Increasingly, in all creative fields a new, pointed question has replaced old critiques of graphics or gameplay: “Was any part of this made with AI?”
In the gaming industry particularly, a quick glance at Steam forums, Reddit threads, or X comments reveals a passionate, highly vigilant consumer base. They are actively hunting for the telltale signs of Generative AI: the shimmering textures, the slightly off dialogue, the generic art styles. The sentiment is often clear: if AI touched the final product, the product is somehow tainted.
This intense scrutiny creates a massive dilemma for studios and creators striving for innovation and efficiency. Where is the line between using a powerful new tool and compromising the integrity of the craft? What should be the norm of the creation for future games?
The "Expedition 33" Effect
The recent situation surrounding Starfal Interactive’s Expedition 33 highlights the severity of this environment. For an example, you can read IGN’s article here. According to reports, the studio used GenAI for a minor element of textures during development. Something so small, it was quickly patched out shortly after launch.
Yet, the damage was done. Despite the vast majority of the game being painstakingly handcrafted, the mere presence of that AI utilisation rendered the game ineligible for certain awards.
This reaction seems disproportionate to the crime. But it signals a deeper anxiety among audiences: the fear that human creativity is being swapped for cheap, automated output.
Defining Appropriate Use: The Scaffolding, Not the Building
For organisations navigating this minefield, the key, and this is a core of AI Governance, is defining where AI usage sits in the production pipeline.
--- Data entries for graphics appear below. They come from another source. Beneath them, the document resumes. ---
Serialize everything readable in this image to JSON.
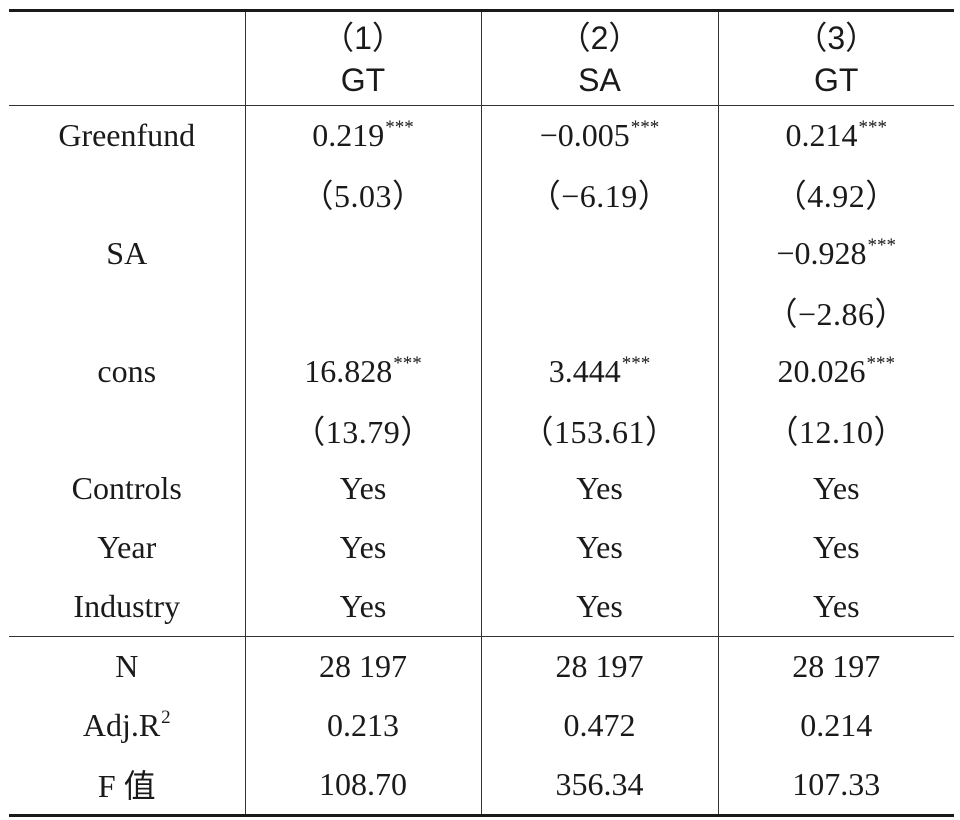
{
  "table": {
    "columns": [
      {
        "number": "（1）",
        "variable": "GT"
      },
      {
        "number": "（2）",
        "variable": "SA"
      },
      {
        "number": "（3）",
        "variable": "GT"
      }
    ],
    "rows": [
      {
        "label": "Greenfund",
        "cells": [
          {
            "value": "0.219",
            "sig": "***"
          },
          {
            "value": "−0.005",
            "sig": "***"
          },
          {
            "value": "0.214",
            "sig": "***"
          }
        ]
      },
      {
        "label": "",
        "cells": [
          {
            "value": "（5.03）",
            "sig": ""
          },
          {
            "value": "（−6.19）",
            "sig": ""
          },
          {
            "value": "（4.92）",
            "sig": ""
          }
        ]
      },
      {
        "label": "SA",
        "cells": [
          {
            "value": "",
            "sig": ""
          },
          {
            "value": "",
            "sig": ""
          },
          {
            "value": "−0.928",
            "sig": "***"
          }
        ]
      },
      {
        "label": "",
        "cells": [
          {
            "value": "",
            "sig": ""
          },
          {
            "value": "",
            "sig": ""
          },
          {
            "value": "（−2.86）",
            "sig": ""
          }
        ]
      },
      {
        "label": "cons",
        "cells": [
          {
            "value": "16.828",
            "sig": "***"
          },
          {
            "value": "3.444",
            "sig": "***"
          },
          {
            "value": "20.026",
            "sig": "***"
          }
        ]
      },
      {
        "label": "",
        "cells": [
          {
            "value": "（13.79）",
            "sig": ""
          },
          {
            "value": "（153.61）",
            "sig": ""
          },
          {
            "value": "（12.10）",
            "sig": ""
          }
        ]
      },
      {
        "label": "Controls",
        "cells": [
          {
            "value": "Yes",
            "sig": ""
          },
          {
            "value": "Yes",
            "sig": ""
          },
          {
            "value": "Yes",
            "sig": ""
          }
        ]
      },
      {
        "label": "Year",
        "cells": [
          {
            "value": "Yes",
            "sig": ""
          },
          {
            "value": "Yes",
            "sig": ""
          },
          {
            "value": "Yes",
            "sig": ""
          }
        ]
      },
      {
        "label": "Industry",
        "cells": [
          {
            "value": "Yes",
            "sig": ""
          },
          {
            "value": "Yes",
            "sig": ""
          },
          {
            "value": "Yes",
            "sig": ""
          }
        ]
      },
      {
        "label": "N",
        "cells": [
          {
            "value": "28 197",
            "sig": ""
          },
          {
            "value": "28 197",
            "sig": ""
          },
          {
            "value": "28 197",
            "sig": ""
          }
        ]
      },
      {
        "label": "Adj.R",
        "label_sup": "2",
        "cells": [
          {
            "value": "0.213",
            "sig": ""
          },
          {
            "value": "0.472",
            "sig": ""
          },
          {
            "value": "0.214",
            "sig": ""
          }
        ]
      },
      {
        "label": "F 值",
        "cells": [
          {
            "value": "108.70",
            "sig": ""
          },
          {
            "value": "356.34",
            "sig": ""
          },
          {
            "value": "107.33",
            "sig": ""
          }
        ]
      }
    ]
  }
}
Appropriate Use: The Accelerator Generative AI is unprecedented as an efficiency tool for the invisible parts of creation. If we view a creative product like a house, AI is excellent for drafting the blueprints, calculating load-bearing walls, and laying the plumbing.
- In Gaming: Using code assistants (like Copilot) to write boilerplate mechanics, generating placeholder assets for rapid prototyping, or automating tedious QA testing processes.
- In Writing: Using AI to brainstorm alternative headlines, summarise background research, or checking for consistency.
These uses speed up production without replacing the human vision. They remove drudgery so creators have more time for actual creativity.
Inappropriate (or Risky) Use: The Final Facade The backlash occurs when AI is used for the “soul” of the product, the parts the audience connects with emotionally. The Red Line: Generating final 2D/3D art assets, composing the main musical theme, or writing key character dialogue with AI and presenting it as a finished product.
When audiences feel they are engaging with a machine’s output rather than a human’s intent, the sense of authenticity vanishes.
When Is an Idea Still Yours?
This leads to one of the hardest questions in AI Literacy: At what point does AI involvement dilute human ownership?
If a concept artist uses Midjourney to generate 50 variations of armour, picks three, mashes them together in Photoshop, and repaints over them for 20 hours, is that art “theirs”? Most would say yes. The AI was a specialised paintbrush.
But if a developer types “fantasy landscape” into a generator and drops the raw output into their game’s background, ownership is murky.
The distinction lies in the Human-in-the-Loop ratio. Is the human directing the AI, refining its output, and applying their unique taste and judgment? Or is the human merely curating the machine’s average output?
The Need for Transparent Governance
The Expedition 33 example proves that silence is not a strategy. Audiences will find out, and they will assume the worst.
Studios and creative companies must move beyond vague statements and establish clear AI Governance policies. You need to decide internally what is acceptable and, crucially, be transparent with your audience about it.
If you use AI for coding assistance but hand-paint every texture, say that. If you use AI for brainstorming narrative arcs but human writers’ script every line of dialogue, say that.
In the current climate, trust is the most valuable currency. The only way to maintain it isn’t to ban AI entirely, but to prove that the human creator is still firmly in the driver’s seat.